Unraveling the Mystery of Human Taillessness: A Genetic Perspective


 NEWSLINE PAPER,- While mankind may differ from others rationally, one common feature to animals is the tail; human tail is absent in most vertebrates. For two and a half years' duration of this absence, this topic has often been the subject of rumination.
A tail is an accessory to the body of animals that serves to balance the body, helps in pushing, could be used to communicate, and fend of bites from insects. Nevertheless, among the élite creatures and the closest primate relatives of ours Рgreat apes, this happened as long ago as twenty-five million years ago, which may be associated with the period when we split from the old world monkeys. These losses can be ascribed to the emergence of bipedalism in our species, however the genetic reasons that caused our hemispherelessness stayed unknown till recently.

Nowadays, geneticists have come to the conclusion that tail loss in humans has been caused by a small segment of genetic data, which is overly present in our genome and had been considered a span of ‘junk DNA’ due to its non-genetic function. These sequences of RNA, known as ALUs, serve to regulate tail length transcription via TBXT gene. Particularly, Alu is an “intruder gene”, giving such an opportunity to change in its location in the genome and mutations.
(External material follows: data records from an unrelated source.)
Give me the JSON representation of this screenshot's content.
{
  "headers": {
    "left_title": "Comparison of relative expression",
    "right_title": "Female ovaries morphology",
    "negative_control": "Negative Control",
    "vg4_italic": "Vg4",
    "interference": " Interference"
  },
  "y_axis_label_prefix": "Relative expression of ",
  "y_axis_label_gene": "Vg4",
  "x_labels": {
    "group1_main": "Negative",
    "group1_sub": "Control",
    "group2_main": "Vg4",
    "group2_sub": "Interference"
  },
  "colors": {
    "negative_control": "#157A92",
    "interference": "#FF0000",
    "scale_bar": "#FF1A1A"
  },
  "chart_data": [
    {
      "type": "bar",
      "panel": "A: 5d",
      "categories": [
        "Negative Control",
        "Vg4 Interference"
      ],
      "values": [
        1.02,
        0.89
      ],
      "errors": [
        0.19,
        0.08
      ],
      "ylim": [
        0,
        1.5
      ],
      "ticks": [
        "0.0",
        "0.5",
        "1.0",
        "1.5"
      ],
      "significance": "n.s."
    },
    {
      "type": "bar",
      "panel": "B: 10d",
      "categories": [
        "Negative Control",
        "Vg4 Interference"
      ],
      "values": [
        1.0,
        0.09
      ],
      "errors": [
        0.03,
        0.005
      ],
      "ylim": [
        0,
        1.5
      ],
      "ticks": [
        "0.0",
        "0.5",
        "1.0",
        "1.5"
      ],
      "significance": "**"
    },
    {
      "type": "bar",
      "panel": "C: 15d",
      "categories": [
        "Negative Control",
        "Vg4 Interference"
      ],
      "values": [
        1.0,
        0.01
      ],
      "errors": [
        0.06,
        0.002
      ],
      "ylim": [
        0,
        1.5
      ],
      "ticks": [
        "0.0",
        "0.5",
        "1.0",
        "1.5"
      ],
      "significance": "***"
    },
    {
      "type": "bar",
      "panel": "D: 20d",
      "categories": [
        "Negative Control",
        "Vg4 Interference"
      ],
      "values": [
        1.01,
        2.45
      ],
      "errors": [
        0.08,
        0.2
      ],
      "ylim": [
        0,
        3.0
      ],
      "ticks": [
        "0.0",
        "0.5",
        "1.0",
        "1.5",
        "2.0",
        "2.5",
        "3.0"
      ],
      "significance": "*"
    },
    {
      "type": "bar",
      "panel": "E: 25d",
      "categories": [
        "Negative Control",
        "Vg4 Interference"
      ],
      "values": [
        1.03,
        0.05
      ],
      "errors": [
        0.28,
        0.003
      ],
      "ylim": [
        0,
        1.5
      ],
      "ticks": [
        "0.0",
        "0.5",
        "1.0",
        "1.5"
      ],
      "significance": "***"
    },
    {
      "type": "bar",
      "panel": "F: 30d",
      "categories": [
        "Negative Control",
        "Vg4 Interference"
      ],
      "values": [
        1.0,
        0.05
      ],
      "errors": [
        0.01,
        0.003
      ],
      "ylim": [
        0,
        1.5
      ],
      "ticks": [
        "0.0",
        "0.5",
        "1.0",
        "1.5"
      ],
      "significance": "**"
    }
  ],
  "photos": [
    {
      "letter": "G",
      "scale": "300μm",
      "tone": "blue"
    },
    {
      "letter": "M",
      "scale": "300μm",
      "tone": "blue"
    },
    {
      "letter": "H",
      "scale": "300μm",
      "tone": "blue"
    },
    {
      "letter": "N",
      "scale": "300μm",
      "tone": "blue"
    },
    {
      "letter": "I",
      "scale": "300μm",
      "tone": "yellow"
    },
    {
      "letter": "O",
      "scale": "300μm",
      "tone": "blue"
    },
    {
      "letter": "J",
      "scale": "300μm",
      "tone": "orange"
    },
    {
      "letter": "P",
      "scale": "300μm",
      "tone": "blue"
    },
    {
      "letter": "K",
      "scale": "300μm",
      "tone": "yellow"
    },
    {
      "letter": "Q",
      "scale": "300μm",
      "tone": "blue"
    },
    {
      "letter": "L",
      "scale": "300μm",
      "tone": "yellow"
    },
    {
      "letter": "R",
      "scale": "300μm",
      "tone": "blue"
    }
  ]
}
During the course of time someday ago Alu element AluY stuck fast to the TBXT gene of an ancestor of Hominoidia (great apes and humans). The sequencing and alignment of AluY elements in six hominoid species and fifteen non-hominoid primates were conducted. This course of the study revealed the presence of AluY only in hominoid genomes. It should be noted that the study has also successfully tested the changes in the Alu insertions in TBXT genes of genetically modified mice, which showed that this resulted in variable tail lengths.

This hypothesis was explored after many others have been brought up in the attempt to explain why primates/hominoids became tail-less, and most commonly, through the connection of taillessness to upright and parallel walking/bipedalism. nevertheless, the exact mode or reason of this genetic absence in humans and great apes was still unclear. This withholding becomes the primary candidate for the genetic mechanism responsible for the loss of the tale.